One way we could use and is already used for the Gradle and Birt Flexible documentation in wiki is to create README.md files, uses Pandoc to generate a HTML file from it in tools\wiki-files and import this file in wiki using the HTML import macro.

Doing  so we follow both way you suggested. So users have it in 2 places while it's only maintained in one place where it's versioned (though Confluence also versions pages)

Maybe an overkill in this case though. Since we have already https://cwiki.apache.org/confluence/display/OFBIZ/Revisions+Requiring+Data+Migration+-+upgrade+ofbiz to start from

My 2cts

Jacques


Le 23/09/2017 à 10:41, Aditya Sharma a écrit :
I see two ways to do that

1. A page maintained on Confluence where all the data model changes are
updated. Here, we can have a page maintained for the upcoming release when
the release is out we make it sub child titled with the release name.
2. A file is maintained in ofbiz-framework code base itself that goes with
the package with information about data model changes. Whenever someone
downloads the package this file will help track data model changes that
come with the package.

We can make it part of contributor's practice to update it whenever such
changes are done.

Which way should we go?

Thanks and Regards,

*Aditya Sharma* | Enterprise Software Engineer
HotWax Systems <http://www.hotwaxsystems.com/>
<https://www.linkedin.com/in/aditya-sharma-78291810a/>
On Sun, Sep 10, 2017 at 4:46 PM, Michael Brohl <michael.br...@ecomify.de>
wrote:

+1 for the documentation of database changes.

We alreadyy do this for customer projects, along with (database specific)
data migration scripts.

I'm not sure if we can afford to provide sophisticated additional tool
support which is maintained continiously?


As a conclusion, I think we should setup a convention that any database
model change has to provide a proper change log and migration script for
the embedded database (if applicable).

Thanks,

Michael


Am 01.09.17 um 15:24 schrieb Taher Alkhateeb:

Groovy scripts are also great and can do the job. To comment on the
"advantage" of something like flyway or liquibase I can try to list
some:
- The scripts might get too big or complex to accommodate different
databases and platforms.
- Out of the box, these solutions are database independent
- Ability to redo / undo on schema changes
- Supporting declarative style for schema definitions based on
multiple formats (YAML, XML, JSON, etc ..)
- The DSL is easier to use (declarative and short)

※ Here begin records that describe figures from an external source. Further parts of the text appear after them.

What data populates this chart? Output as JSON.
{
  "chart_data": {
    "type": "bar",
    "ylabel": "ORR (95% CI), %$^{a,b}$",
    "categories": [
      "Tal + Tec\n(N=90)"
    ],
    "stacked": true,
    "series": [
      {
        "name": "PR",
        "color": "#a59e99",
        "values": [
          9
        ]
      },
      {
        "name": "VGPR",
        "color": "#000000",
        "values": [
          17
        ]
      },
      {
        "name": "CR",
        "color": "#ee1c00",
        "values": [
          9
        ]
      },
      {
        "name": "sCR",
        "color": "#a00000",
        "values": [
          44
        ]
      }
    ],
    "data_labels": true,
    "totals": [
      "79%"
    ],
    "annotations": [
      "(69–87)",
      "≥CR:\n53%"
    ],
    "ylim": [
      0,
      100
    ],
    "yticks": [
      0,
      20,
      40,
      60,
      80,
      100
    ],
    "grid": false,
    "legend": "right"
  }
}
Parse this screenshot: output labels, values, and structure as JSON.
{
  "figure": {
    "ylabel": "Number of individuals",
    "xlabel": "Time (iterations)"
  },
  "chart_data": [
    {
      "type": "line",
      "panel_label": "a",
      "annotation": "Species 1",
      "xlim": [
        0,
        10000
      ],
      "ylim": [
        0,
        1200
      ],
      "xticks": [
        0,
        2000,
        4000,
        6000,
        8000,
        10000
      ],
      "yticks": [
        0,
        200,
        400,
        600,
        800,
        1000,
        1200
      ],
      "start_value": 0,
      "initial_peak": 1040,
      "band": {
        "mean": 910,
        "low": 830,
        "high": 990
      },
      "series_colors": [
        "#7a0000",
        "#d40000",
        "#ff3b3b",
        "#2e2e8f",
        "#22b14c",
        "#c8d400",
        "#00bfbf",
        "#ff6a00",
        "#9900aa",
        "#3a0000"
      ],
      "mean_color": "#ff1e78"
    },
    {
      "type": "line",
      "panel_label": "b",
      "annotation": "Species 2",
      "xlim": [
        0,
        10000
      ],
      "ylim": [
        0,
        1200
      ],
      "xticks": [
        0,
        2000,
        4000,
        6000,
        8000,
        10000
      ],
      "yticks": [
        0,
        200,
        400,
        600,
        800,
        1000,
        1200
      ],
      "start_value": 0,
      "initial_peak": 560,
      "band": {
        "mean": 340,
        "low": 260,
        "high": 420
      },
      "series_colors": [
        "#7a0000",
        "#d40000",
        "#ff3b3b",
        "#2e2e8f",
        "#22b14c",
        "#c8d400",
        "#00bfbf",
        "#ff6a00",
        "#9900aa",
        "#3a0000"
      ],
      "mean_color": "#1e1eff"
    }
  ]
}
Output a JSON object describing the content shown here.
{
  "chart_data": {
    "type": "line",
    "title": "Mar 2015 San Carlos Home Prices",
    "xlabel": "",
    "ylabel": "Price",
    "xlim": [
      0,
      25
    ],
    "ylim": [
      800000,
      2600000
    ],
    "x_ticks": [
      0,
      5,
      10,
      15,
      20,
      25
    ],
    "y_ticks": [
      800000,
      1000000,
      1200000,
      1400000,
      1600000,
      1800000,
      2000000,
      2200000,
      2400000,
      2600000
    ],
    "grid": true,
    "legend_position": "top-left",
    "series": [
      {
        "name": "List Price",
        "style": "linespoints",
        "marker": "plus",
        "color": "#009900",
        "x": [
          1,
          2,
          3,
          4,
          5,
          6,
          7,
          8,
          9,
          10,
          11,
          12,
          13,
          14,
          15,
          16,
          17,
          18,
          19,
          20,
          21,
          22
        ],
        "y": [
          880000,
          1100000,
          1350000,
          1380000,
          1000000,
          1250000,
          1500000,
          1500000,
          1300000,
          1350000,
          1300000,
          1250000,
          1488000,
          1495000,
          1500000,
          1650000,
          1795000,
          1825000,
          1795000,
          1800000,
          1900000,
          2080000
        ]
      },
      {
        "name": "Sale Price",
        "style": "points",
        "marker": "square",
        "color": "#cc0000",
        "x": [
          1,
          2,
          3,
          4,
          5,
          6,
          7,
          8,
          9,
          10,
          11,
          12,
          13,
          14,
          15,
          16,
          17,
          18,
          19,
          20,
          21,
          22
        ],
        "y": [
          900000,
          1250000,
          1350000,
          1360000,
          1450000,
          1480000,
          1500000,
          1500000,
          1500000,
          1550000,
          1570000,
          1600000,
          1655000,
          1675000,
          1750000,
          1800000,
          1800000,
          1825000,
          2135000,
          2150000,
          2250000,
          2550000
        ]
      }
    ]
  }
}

So in short, both solutions are viable, and existing solutions might
be a bit easier to implement especially if you consider additional
features in those solutions.

On Fri, Sep 1, 2017 at 2:23 PM, Nicolas Malin <nicolas.ma...@nereide.fr>
wrote:

I'm in favor to tracking the different migration but at this time I
didn't
see the advantage to use flyway or other instead of manage easily by
ofbiz
throw groovy script.

I'm available to help for design or create a POC do realize it because
many
time in the past (and currently ow) I want to refactoring some code/db
schema with data migration but we haven't clean process to do that.

Nicolas


Le 31/08/2017 à 12:37, Jacques Le Roux a écrit :

Le 31/08/2017 à 12:32, Taher Alkhateeb a écrit :

I would personally prefer to not go any
earlier than 13, or preferably just 16 to trunk, which means we design
this solution for the future, not necessarily the past.